The deal was this: in light of their Fifth Amendment privilege against self-incrimination, the women’s testimony and any information derived from it could not be used against them in a criminal case, except if they gave false statements or otherwise failed to comply. Judge Calvin Johnson of Orleans Parish criminal district court, who had signed the arrest
warrants in the case, now signed the order for the nurses to testify. The women’s lawyers fought the subpoenas all the way to the state supreme court. With no statute of limitations for murder, the women could always be prosecuted in the future. Cases against them could be built on other evidence. Their lawyers pointed to
an ongoing case with similarities to Memorial. Seven New Orleans policemen stood accused of shooting unarmed civilians on the Danziger Bridge after the storm, seriously injuring four and killing two. Police then attempted to cover up the events. Three of the seven accused officers, including the former night student and law clerk for ADA Michael Morales, had been forced to testify under similar conditions of immunity. However, all seven were eventually indicted by the special grand jury that had heard their testimony—the special grand jury that had sat before this one. The same could happen to the Memorial nurses, their lawyers contended.

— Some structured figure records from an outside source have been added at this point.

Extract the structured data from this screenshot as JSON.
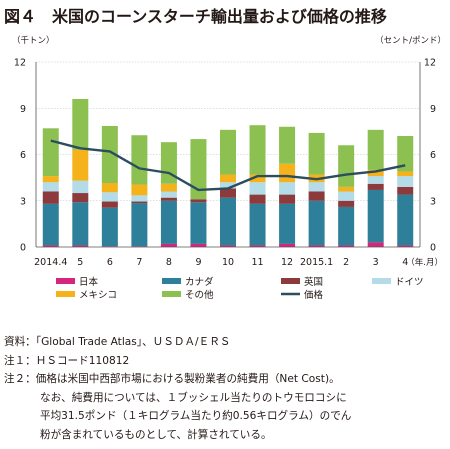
{
  "title": "図４　米国のコーンスターチ輸出量および価格の推移",
  "chart_data": {
    "type": "bar",
    "stacked": true,
    "left_unit": "（千トン）",
    "right_unit": "（セント/ポンド）",
    "ylim_left": [
      0,
      12
    ],
    "ylim_right": [
      0,
      12
    ],
    "yticks_left": [
      "0",
      "3",
      "6",
      "9",
      "12"
    ],
    "yticks_right": [
      "0",
      "3",
      "6",
      "9",
      "12"
    ],
    "grid": true,
    "legend_position": "bottom",
    "categories": [
      "2014.4",
      "5",
      "6",
      "7",
      "8",
      "9",
      "10",
      "11",
      "12",
      "2015.1",
      "2",
      "3",
      "4"
    ],
    "x_unit": "（年.月）",
    "series": [
      {
        "name": "日本",
        "color": "#d6257c",
        "values": [
          0.1,
          0.1,
          0.05,
          0.05,
          0.2,
          0.2,
          0.1,
          0.1,
          0.2,
          0.1,
          0.1,
          0.3,
          0.1
        ]
      },
      {
        "name": "カナダ",
        "color": "#2e7f99",
        "values": [
          2.7,
          2.8,
          2.5,
          2.8,
          2.8,
          2.7,
          3.1,
          2.7,
          2.6,
          2.9,
          2.5,
          3.4,
          3.3
        ]
      },
      {
        "name": "英国",
        "color": "#8c3a3c",
        "values": [
          0.8,
          0.6,
          0.4,
          0.1,
          0.2,
          0.2,
          0.6,
          0.6,
          0.6,
          0.6,
          0.4,
          0.4,
          0.5
        ]
      },
      {
        "name": "ドイツ",
        "color": "#b3dbe8",
        "values": [
          0.6,
          0.8,
          0.6,
          0.4,
          0.4,
          0.0,
          0.4,
          0.8,
          0.8,
          0.6,
          0.6,
          0.5,
          0.7
        ]
      },
      {
        "name": "メキシコ",
        "color": "#f5b21a",
        "values": [
          0.4,
          2.0,
          0.6,
          0.7,
          0.5,
          0.0,
          0.5,
          0.5,
          1.2,
          0.5,
          0.3,
          0.4,
          0.3
        ]
      },
      {
        "name": "その他",
        "color": "#8cc152",
        "values": [
          3.1,
          3.3,
          3.7,
          3.2,
          2.7,
          3.9,
          2.9,
          3.2,
          2.4,
          2.7,
          2.7,
          2.6,
          2.3
        ]
      }
    ],
    "line_series": {
      "name": "価格",
      "color": "#2b4d5e",
      "values": [
        6.9,
        6.4,
        6.2,
        5.1,
        4.8,
        3.7,
        3.8,
        4.6,
        4.6,
        4.4,
        4.7,
        4.9,
        5.3
      ]
    }
  },
  "notes": [
    "資料：「Global Trade Atlas」、ＵＳＤＡ/ＥＲＳ",
    "注１：ＨＳコード110812",
    "注２：価格は米国中西部市場における製粉業者の純費用（Net Cost)。",
    "なお、純費用については、１ブッシェル当たりのトウモロコシに",
    "平均31.5ポンド（１キログラム当たり約0.56キログラム）のでん",
    "粉が含まれているものとして、計算されている。"
  ]
}
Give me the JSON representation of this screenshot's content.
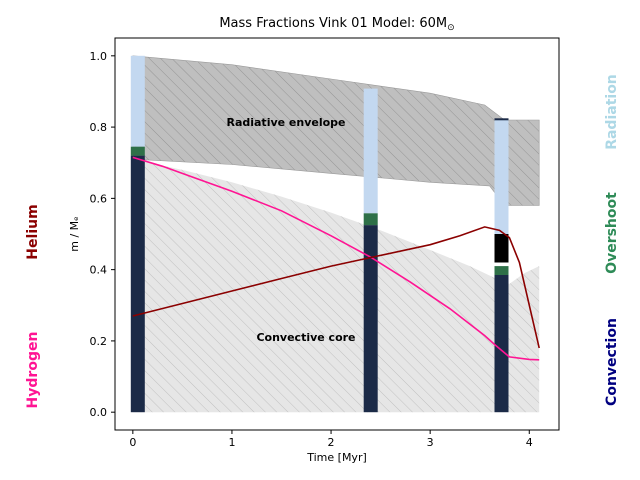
{
  "chart_data": {
    "type": "area",
    "title": "Mass Fractions Vink 01 Model: 60M",
    "title_symbol": "⊙",
    "xlabel": "Time [Myr]",
    "ylabel": "m / Mₑ",
    "xlim": [
      -0.18,
      4.3
    ],
    "ylim": [
      -0.05,
      1.05
    ],
    "xticks": [
      0,
      1,
      2,
      3,
      4
    ],
    "yticks": [
      0.0,
      0.2,
      0.4,
      0.6,
      0.8,
      1.0
    ],
    "xtick_labels": [
      "0",
      "1",
      "2",
      "3",
      "4"
    ],
    "ytick_labels": [
      "0.0",
      "0.2",
      "0.4",
      "0.6",
      "0.8",
      "1.0"
    ],
    "regions": {
      "envelope_label": "Radiative envelope",
      "core_label": "Convective core",
      "envelope_upper": [
        [
          0.0,
          1.0
        ],
        [
          1.0,
          0.975
        ],
        [
          2.0,
          0.935
        ],
        [
          3.0,
          0.895
        ],
        [
          3.55,
          0.862
        ],
        [
          3.75,
          0.82
        ],
        [
          4.1,
          0.82
        ]
      ],
      "envelope_lower": [
        [
          0.0,
          0.71
        ],
        [
          1.0,
          0.695
        ],
        [
          2.0,
          0.67
        ],
        [
          3.0,
          0.645
        ],
        [
          3.6,
          0.635
        ],
        [
          3.75,
          0.58
        ],
        [
          4.1,
          0.58
        ]
      ],
      "core_upper": [
        [
          0.0,
          0.71
        ],
        [
          0.5,
          0.68
        ],
        [
          1.0,
          0.645
        ],
        [
          1.5,
          0.605
        ],
        [
          2.0,
          0.56
        ],
        [
          2.5,
          0.51
        ],
        [
          3.0,
          0.455
        ],
        [
          3.4,
          0.41
        ],
        [
          3.7,
          0.37
        ],
        [
          3.8,
          0.36
        ],
        [
          3.95,
          0.39
        ],
        [
          4.1,
          0.41
        ]
      ],
      "core_lower": [
        [
          0.0,
          0.0
        ],
        [
          4.1,
          0.0
        ]
      ]
    },
    "columns": [
      {
        "x": 0.05,
        "convection": [
          0.0,
          0.72
        ],
        "overshoot": [
          0.72,
          0.745
        ],
        "radiation": [
          0.745,
          1.0
        ]
      },
      {
        "x": 2.4,
        "convection": [
          0.0,
          0.525
        ],
        "overshoot": [
          0.525,
          0.558
        ],
        "radiation": [
          0.558,
          0.908
        ]
      },
      {
        "x": 3.72,
        "convection": [
          0.0,
          0.385
        ],
        "overshoot": [
          0.385,
          0.41
        ],
        "radiation": [
          0.5,
          0.82
        ],
        "black": [
          0.42,
          0.5
        ],
        "top_line": 0.822
      }
    ],
    "series": [
      {
        "name": "Hydrogen",
        "color": "#ff1493",
        "points": [
          [
            0.0,
            0.715
          ],
          [
            0.3,
            0.69
          ],
          [
            0.6,
            0.66
          ],
          [
            1.0,
            0.62
          ],
          [
            1.5,
            0.565
          ],
          [
            2.0,
            0.495
          ],
          [
            2.4,
            0.435
          ],
          [
            2.8,
            0.365
          ],
          [
            3.2,
            0.29
          ],
          [
            3.55,
            0.215
          ],
          [
            3.65,
            0.19
          ],
          [
            3.8,
            0.155
          ],
          [
            4.0,
            0.148
          ],
          [
            4.1,
            0.147
          ]
        ]
      },
      {
        "name": "Helium",
        "color": "#8b0000",
        "points": [
          [
            0.0,
            0.27
          ],
          [
            0.5,
            0.305
          ],
          [
            1.0,
            0.34
          ],
          [
            1.5,
            0.375
          ],
          [
            2.0,
            0.41
          ],
          [
            2.5,
            0.44
          ],
          [
            3.0,
            0.47
          ],
          [
            3.3,
            0.495
          ],
          [
            3.55,
            0.52
          ],
          [
            3.7,
            0.51
          ],
          [
            3.8,
            0.49
          ],
          [
            3.9,
            0.42
          ],
          [
            4.0,
            0.3
          ],
          [
            4.1,
            0.18
          ]
        ]
      }
    ],
    "side_labels": {
      "left": [
        {
          "text": "Helium",
          "color": "#8b0000"
        },
        {
          "text": "Hydrogen",
          "color": "#ff1493"
        }
      ],
      "right": [
        {
          "text": "Radiation",
          "color": "#add8e6"
        },
        {
          "text": "Overshoot",
          "color": "#2e8b57"
        },
        {
          "text": "Convection",
          "color": "#000080"
        }
      ]
    },
    "colors": {
      "envelope_fill": "#bfbfbf",
      "core_fill": "#e6e6e6",
      "convection": "#1b2a47",
      "overshoot": "#2e7048",
      "radiation": "#c3d8f0",
      "black": "#000000"
    }
  }
}
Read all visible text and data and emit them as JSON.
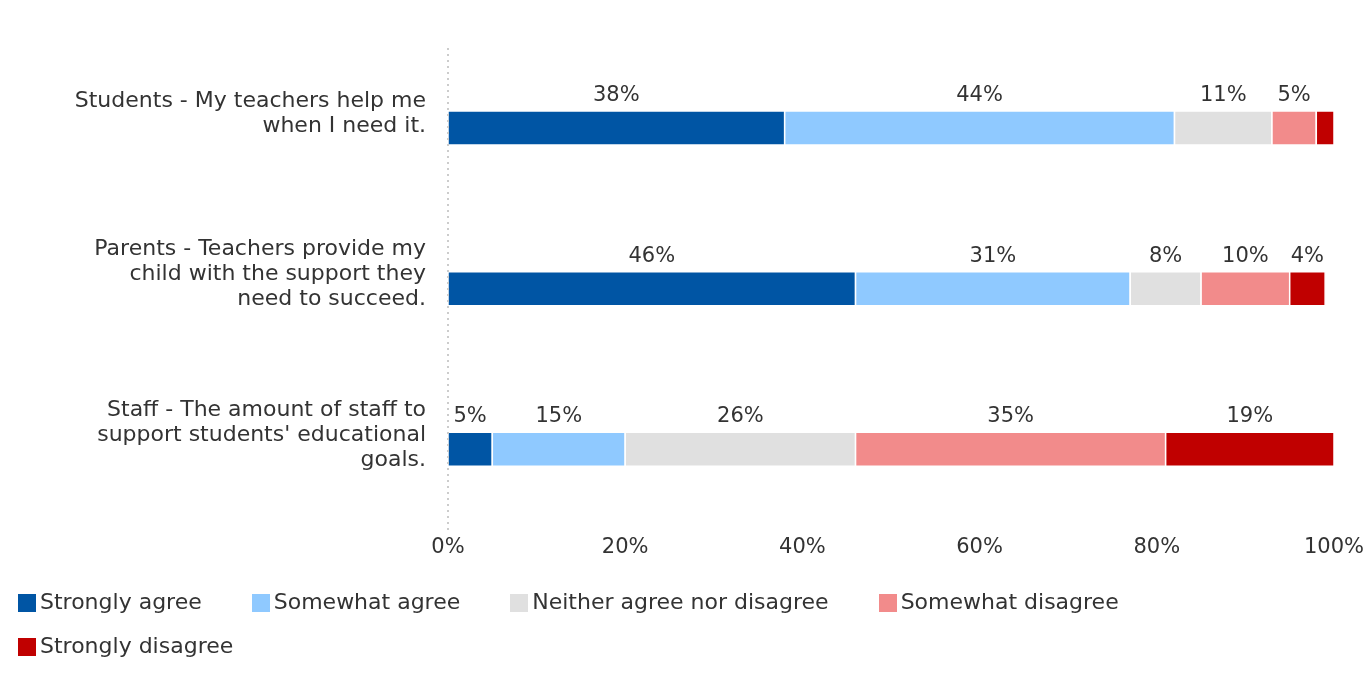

Supporters of the Danziger Bridge Seven, just like supporters of the Memorial Three, argued that their actions should be judged by a different standard from the one normally applied because they occurred in the confusing, dangerous environment of a disaster. The supporters’ arguments echoed those of the television attorney defending the fictionalized Anna Pou character on
Boston Legal:
New Orleans at the time of Katrina had not been America, so the accused should not be held to America’s laws and professional norms. Colleagues had come out strongly in favor of the accused police officers,
chanting “Heroes!” and applauding them in front of news reporters as the men walked into jail to be booked on murder and attempted-murder charges, and clearing them in an internal police department investigation. At the rally, the local police association handed out forms asking fellow officers to donate part of their paychecks to the men’s families while they were being prosecuted, the
Times-Picayune
’s Laura Maggi and Brendan McCarthy reported.
On June 13, 2007, Louisiana Supreme Court judges denied an appeal challenging the subpoenas for Lori Budo, Cheri Landry, and Mary Jo D’Amico. The nurses would have to testify before the special grand jury.